On top of that, there's nothing quite as incentivising to ensure that problems rarely crop up as having to rise at 3am in order to re-boot a server when problems do arise. "You build it and you own it, even if you have to get out of bed at three in the morning to do it," he said.

"Trust your engineers, but make them responsible for the outcome," added the CISO at a major industrial company.

Or to put it another way, suggested Saxton, "trust but validate".

He continued: "DevOps, like Agile, is often accused of being devoid of governance. There's a huge responsibility on leadership to ensure that teams are moving towards the goal, to support and facilitate where that's not happening (rather than 'assure' and whip), and also to make decisions to 'kill' or 'pivot' when the data suggests your hypothesis is wrong."

You build it and you own it, even if you have to get out of bed at three in the morning to do it

While digital transformation and the need for organisations to provide services to customers online was driving most DevOps shifts, for some it was simply down to the decrepitude of existing systems and the urgent need to update them.

The IT leader at a major media company described a key management application written in COBOL, running for decades on an ICL mainframe. However, while the software reliably ran and ran, engineers were finding it increasingly challenging to source spare parts for the mainframe when components failed.
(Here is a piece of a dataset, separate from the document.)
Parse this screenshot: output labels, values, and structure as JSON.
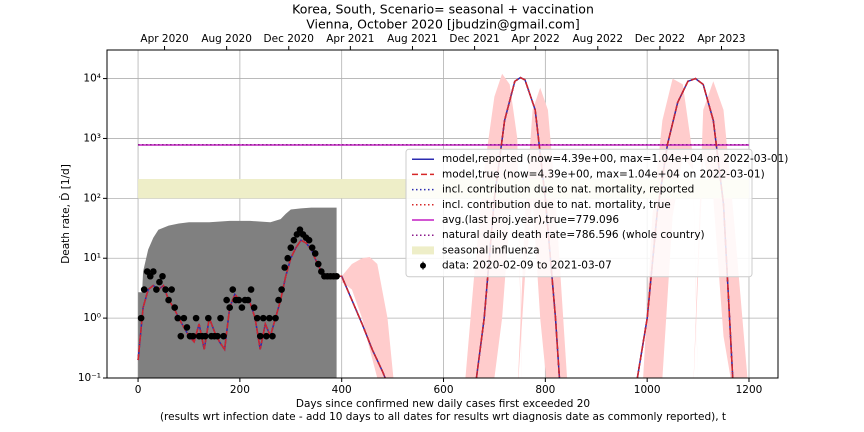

The company was finally persuaded to invest in a wholesale shift when engineers couldn't even find spare parts second-hand on eBay. The new system, though, offers greater flexibility, better integration with new systems, and faster, more accurate reports.
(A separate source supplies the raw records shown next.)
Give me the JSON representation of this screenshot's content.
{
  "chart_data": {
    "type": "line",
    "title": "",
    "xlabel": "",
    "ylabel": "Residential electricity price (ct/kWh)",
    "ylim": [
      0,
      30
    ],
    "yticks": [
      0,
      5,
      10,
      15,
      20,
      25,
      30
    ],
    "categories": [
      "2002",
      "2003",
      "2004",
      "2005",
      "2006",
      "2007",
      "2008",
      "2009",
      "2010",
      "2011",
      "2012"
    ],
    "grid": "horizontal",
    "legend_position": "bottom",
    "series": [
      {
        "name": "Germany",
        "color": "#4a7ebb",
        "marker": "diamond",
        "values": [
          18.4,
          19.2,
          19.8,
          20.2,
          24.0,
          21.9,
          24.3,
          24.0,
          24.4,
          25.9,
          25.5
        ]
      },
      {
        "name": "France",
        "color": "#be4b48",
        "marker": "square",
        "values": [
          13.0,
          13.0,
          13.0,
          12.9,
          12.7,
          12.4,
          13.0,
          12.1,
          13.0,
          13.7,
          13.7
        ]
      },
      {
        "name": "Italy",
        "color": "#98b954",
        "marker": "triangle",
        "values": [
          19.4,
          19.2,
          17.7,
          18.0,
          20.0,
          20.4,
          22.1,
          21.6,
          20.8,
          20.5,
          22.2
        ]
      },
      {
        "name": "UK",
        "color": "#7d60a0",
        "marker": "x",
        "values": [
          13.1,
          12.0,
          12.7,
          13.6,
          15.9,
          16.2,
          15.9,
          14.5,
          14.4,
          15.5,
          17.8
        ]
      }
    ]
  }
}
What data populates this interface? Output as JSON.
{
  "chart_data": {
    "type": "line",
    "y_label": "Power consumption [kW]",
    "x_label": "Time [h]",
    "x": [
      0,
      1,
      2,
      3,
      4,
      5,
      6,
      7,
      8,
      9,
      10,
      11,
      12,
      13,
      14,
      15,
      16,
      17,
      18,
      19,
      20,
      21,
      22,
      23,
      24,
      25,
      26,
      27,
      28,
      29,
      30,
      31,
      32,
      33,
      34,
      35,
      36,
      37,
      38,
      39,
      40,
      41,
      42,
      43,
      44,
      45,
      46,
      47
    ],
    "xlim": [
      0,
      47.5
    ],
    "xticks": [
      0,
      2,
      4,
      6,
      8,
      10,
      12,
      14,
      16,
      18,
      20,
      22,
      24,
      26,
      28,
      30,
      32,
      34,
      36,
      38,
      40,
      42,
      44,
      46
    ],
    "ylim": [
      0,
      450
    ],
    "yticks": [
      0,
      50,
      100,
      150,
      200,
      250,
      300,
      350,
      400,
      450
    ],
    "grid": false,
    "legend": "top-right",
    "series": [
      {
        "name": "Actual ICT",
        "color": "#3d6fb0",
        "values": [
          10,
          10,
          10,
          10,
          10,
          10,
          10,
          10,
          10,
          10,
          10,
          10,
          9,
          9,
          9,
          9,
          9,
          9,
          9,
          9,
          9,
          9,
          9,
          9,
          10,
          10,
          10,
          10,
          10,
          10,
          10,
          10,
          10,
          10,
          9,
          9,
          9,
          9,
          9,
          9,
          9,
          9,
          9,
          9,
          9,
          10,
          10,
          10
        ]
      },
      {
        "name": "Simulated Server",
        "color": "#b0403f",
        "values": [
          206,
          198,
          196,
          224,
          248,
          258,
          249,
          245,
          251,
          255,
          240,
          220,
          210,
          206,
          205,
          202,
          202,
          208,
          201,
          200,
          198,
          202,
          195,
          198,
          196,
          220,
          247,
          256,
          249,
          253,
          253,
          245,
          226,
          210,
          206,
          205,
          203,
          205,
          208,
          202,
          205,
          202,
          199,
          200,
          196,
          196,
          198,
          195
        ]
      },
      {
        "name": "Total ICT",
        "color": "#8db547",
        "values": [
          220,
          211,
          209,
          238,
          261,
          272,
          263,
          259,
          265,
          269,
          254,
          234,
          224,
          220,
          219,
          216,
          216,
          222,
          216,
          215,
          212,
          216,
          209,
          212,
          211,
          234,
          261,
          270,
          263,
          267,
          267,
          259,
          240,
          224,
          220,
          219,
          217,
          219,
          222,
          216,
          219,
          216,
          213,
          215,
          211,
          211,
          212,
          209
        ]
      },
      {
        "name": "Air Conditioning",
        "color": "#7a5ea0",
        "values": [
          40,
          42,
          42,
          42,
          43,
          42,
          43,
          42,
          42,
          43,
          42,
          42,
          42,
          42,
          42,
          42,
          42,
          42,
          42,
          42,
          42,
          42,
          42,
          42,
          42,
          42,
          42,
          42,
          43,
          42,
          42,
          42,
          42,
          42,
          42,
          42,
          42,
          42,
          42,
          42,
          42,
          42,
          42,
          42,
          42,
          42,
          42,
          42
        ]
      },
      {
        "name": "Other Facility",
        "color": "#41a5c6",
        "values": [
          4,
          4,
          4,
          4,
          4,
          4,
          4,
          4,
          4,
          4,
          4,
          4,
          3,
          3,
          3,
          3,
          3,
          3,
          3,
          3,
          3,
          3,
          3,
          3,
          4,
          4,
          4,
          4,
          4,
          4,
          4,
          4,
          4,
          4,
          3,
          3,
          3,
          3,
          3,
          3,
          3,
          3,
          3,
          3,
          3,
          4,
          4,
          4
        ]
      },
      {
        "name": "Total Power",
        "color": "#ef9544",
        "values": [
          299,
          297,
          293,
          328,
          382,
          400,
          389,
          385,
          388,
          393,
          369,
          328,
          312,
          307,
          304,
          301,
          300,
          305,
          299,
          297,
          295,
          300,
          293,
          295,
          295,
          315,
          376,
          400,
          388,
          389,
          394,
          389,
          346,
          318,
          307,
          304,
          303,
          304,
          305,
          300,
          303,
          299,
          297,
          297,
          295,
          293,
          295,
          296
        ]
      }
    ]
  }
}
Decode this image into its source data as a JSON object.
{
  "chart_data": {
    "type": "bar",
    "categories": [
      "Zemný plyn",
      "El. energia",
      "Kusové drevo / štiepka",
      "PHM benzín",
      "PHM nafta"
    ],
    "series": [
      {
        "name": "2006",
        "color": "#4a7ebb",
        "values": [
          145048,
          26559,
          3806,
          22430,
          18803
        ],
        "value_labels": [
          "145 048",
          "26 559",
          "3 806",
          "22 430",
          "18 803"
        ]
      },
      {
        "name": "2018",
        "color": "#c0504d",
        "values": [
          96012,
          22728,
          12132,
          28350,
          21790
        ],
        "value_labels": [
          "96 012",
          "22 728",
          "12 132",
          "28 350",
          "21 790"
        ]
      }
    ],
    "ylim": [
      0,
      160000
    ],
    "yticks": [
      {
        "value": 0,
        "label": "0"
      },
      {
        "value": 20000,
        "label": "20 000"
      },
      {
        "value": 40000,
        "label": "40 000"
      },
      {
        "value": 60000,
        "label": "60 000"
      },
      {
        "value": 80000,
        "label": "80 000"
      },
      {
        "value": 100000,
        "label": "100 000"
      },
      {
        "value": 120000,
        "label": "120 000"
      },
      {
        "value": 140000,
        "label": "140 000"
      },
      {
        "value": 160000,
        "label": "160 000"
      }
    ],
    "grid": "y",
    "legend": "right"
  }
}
Very often, companies think they're doing DevOps, but find that they're missing the essence of it when something goes catastrophically wrong. That's according to the CIO at one company that adopted DevOps to support a rapid shift towards an 80 per cent online-ordering business model.

Teams need to be aware of their inter-dependencies with other services

The company only found out about the ‘cracks' between different teams following what is called internally ‘the St Valentine's Day' massacre, when systems went down for two hours during one of its busiest days of the year. That instigated a re-examination of how the organisation ‘did' DevOps in order to learn from failure.
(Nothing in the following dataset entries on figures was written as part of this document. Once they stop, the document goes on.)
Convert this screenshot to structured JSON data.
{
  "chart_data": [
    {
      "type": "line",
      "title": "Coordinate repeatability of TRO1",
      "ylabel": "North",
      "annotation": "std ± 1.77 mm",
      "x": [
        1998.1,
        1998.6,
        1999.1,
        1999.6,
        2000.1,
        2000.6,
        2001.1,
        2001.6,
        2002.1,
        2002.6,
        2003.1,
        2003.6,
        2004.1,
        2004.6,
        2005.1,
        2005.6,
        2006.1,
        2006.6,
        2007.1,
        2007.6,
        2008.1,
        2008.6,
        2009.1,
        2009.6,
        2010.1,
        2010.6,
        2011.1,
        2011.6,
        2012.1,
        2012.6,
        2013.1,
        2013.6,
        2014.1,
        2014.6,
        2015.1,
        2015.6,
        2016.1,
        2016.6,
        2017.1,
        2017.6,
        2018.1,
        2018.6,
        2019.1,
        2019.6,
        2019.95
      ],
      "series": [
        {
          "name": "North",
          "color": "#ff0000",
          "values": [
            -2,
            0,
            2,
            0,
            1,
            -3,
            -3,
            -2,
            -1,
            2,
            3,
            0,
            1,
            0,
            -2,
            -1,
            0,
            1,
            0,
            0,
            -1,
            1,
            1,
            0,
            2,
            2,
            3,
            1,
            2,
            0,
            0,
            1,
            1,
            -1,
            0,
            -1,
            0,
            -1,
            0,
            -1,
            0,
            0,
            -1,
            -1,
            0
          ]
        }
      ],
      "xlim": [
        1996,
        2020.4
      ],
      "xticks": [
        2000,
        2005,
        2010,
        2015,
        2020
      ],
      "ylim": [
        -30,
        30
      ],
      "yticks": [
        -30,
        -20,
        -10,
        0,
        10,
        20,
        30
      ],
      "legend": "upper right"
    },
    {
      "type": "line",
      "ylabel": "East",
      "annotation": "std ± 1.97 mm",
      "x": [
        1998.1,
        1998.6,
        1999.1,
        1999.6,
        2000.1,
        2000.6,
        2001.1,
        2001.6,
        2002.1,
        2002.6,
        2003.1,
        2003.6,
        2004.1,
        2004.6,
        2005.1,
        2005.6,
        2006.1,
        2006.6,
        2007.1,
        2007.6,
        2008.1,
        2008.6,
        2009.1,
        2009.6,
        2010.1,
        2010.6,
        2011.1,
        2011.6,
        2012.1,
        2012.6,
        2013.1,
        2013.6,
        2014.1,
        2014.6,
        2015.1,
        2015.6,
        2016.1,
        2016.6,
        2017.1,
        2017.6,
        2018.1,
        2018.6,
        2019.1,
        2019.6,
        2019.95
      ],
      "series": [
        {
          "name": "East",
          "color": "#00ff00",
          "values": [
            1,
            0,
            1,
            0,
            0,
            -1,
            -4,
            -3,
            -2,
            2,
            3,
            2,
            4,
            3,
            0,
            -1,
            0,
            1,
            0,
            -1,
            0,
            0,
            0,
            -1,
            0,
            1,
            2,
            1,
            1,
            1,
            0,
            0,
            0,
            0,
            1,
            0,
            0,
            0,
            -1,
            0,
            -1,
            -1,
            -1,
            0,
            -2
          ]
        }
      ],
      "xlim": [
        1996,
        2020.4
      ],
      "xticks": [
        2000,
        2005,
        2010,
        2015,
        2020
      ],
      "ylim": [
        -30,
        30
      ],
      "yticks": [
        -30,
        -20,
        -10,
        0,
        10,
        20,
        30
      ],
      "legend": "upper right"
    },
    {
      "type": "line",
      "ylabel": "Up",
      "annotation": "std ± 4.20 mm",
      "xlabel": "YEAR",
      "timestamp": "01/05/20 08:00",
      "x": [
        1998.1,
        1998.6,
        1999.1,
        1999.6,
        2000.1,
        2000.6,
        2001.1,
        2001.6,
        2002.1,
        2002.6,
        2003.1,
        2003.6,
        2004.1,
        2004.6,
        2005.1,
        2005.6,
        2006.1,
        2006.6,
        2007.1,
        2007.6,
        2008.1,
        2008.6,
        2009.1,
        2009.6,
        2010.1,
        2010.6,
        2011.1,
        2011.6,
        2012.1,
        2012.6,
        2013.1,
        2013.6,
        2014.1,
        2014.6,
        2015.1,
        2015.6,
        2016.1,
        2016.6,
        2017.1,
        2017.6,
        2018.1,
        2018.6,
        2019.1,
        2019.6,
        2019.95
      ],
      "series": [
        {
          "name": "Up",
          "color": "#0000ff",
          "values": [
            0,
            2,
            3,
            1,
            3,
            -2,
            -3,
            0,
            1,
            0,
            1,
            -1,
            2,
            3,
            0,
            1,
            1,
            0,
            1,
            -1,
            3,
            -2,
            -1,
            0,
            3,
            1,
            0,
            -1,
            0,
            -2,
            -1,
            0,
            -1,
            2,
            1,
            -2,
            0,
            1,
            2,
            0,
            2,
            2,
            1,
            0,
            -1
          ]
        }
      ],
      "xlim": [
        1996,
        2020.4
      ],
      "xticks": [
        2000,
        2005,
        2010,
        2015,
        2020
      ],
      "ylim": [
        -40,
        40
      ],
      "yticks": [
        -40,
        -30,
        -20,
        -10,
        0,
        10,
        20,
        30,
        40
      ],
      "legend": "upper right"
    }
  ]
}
Indeed, learning from failure was another issue that caused some disagreement around the table. On the one hand, logs of ‘lessons learned' from failure are considered an essential part of the process. But the chief technology officer of a well-known financial services brand noted one case where an internal team had suffered the same failure over and over - with the lessons-learned report cut and pasted more than once from previous failures.

Clearly, lessons weren't being learnt.

The chief architect at another financial institution noted: "You've got to have people willing to fail and to fail often - but they've also got to learn from those failures."

In the case of the St Valentine's Day massacre, the post-mortem identified how the various elements of the IT organisation needed to come together better to learn how they had become inter-dependent and, therefore, the necessity to work together better.

And teams, and how they work together, are vitally important for DevOps.

All of the problems we solve are bigger than any one person, especially in enterprise settings

"As we move to more loosely-coupled architectures, teams need to be aware of their inter-dependencies with other services and to be able to continue to function in the event that those services or not available or degraded," said Saxton.

The IT leader of the media company claimed that he had taken the best part of a year to put together his team of around 20 engineers, but is now reaping the benefits. "Front loading that effort meant that the team now works well together and therefore sticks together," he said, adding that staff turnover was, consequently, exceptionally low.

Even internally, he was asked questions about the slow pace of team-building in that first year, rejecting candidates despite the strong recommendation of HR in favour of people who looked like 'solid' candidates.

Saxton added: "All of the problems we solve are bigger than any one person, especially in enterprise settings. It's more important that an engineer can collaborate than try and put out the world's fires on their own."

And that, hopefully, means no alerts going off at 3am.